ROME (AFP) - Italy's Silvio Berlusconi will not provoke a political crisis even if he is convicted next month for having sex with an underage prostitute and abuse of office, his lawyer said on Wednesday.
"It's a long way from grumbling to a political crisis," Mr Niccolo Ghedini, who represents the former prime minister and is also a lawmaker from his party, told a press conference in Rome.
"Even if he is convicted, Mr Berlusconi has no interest in a crisis because he helped create the government and wants stability," Mr Ghedini said.
The lawyer also accused Mr Berlusconi's enemies in parliament of wanting to "do away" with the billionaire tycoon in parliament because they could not defeat him at the ballot box.
"He is always resurrecting," Mr Ghedini said.
Berlusconi's People of Freedom party has joined with the main centre-left Democratic Party in a grand coalition government formed last month to put an end to a long political deadlock.
Mr Ghedini reiterated the media magnate's accusations of a prosecutorial bias against him during decades of legal woes and said that despite this "Mr Berlusconi has never had a definitive sentence against him".
"A conviction by a court in the first instance in Italy should not be considered a definitive judgement politically or morally because it can always be overturned on appeal," Mr Ghedini said.
A court in Milan last week upheld a one-year prison sentence and five-year ban from public office against Mr Berlusconi for tax fraud.
A final ruling in the case from Italy's highest court could come in November, Mr Ghedini said.

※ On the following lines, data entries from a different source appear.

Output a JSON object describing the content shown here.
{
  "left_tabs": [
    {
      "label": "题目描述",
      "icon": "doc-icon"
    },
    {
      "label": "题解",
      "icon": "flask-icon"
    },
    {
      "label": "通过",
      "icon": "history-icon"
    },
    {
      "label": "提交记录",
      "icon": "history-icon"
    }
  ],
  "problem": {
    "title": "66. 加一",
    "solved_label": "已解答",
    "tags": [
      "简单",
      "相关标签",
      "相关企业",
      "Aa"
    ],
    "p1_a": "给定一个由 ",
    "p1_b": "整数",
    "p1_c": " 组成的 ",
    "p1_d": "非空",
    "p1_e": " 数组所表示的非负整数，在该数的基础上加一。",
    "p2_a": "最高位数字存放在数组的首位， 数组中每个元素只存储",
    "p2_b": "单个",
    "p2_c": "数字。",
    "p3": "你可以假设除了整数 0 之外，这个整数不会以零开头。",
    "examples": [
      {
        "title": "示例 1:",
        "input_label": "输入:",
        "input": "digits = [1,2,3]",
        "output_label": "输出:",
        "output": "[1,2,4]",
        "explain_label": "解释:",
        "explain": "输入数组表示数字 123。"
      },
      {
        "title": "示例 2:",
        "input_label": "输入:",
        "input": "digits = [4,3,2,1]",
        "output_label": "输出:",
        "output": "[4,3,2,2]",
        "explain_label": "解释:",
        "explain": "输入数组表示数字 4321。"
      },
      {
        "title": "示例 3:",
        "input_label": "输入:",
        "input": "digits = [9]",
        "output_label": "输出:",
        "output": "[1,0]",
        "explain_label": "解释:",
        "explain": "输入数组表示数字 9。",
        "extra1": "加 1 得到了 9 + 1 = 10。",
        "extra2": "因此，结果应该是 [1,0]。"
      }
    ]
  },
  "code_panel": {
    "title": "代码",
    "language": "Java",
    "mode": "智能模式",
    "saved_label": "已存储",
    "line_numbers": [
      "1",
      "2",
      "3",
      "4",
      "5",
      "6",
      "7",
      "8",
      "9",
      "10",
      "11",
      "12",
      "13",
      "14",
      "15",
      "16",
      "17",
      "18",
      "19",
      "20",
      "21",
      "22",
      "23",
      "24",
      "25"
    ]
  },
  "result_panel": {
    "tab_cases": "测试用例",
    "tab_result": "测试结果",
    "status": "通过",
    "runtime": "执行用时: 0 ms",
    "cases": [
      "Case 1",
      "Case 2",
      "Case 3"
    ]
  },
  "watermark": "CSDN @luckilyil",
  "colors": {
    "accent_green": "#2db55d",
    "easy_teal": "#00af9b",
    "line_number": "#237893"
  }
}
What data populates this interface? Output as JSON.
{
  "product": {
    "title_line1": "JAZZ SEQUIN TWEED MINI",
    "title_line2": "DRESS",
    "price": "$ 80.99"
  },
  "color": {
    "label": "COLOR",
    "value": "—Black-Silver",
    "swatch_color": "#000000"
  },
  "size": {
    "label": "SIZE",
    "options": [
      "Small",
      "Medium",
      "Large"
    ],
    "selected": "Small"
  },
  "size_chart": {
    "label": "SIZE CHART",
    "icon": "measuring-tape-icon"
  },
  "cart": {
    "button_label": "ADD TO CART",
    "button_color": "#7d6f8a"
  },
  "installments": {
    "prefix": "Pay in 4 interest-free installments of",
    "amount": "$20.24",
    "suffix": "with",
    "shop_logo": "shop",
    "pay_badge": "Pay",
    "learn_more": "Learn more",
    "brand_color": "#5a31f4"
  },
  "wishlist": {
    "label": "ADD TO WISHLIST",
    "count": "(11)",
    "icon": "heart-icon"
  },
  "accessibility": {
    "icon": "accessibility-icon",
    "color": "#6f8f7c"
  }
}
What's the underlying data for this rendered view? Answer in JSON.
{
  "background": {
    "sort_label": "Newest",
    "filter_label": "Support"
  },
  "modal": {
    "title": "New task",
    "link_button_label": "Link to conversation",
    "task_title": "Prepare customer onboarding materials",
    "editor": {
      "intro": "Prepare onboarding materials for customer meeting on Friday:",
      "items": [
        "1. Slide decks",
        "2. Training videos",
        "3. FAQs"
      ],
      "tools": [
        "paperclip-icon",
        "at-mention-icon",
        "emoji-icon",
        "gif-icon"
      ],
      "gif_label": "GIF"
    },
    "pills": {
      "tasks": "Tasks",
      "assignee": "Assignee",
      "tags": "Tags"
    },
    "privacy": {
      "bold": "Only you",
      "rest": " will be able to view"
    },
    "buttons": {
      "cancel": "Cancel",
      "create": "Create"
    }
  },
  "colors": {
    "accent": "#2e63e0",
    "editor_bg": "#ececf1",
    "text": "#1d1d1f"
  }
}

Mr Berlusconi is also on trial for allegedly having sex with a then 17-year-old prostitute, Karima El-Mahroug, while he was still prime minister and then pressuring police to release her from custody when she was arrested for petty theft.
Mr Berlusconi "has a private life, and as long as it does not have an influence on the public sphere it should be treated very carefully", Mr Ghedini said.
He has also been convicted of leaking a police wiretap in one of his newspapers and is a suspect in two investigations for bribing a left-wing lawmaker and for paying off an alleged pimp to stop him from revealing damaging information.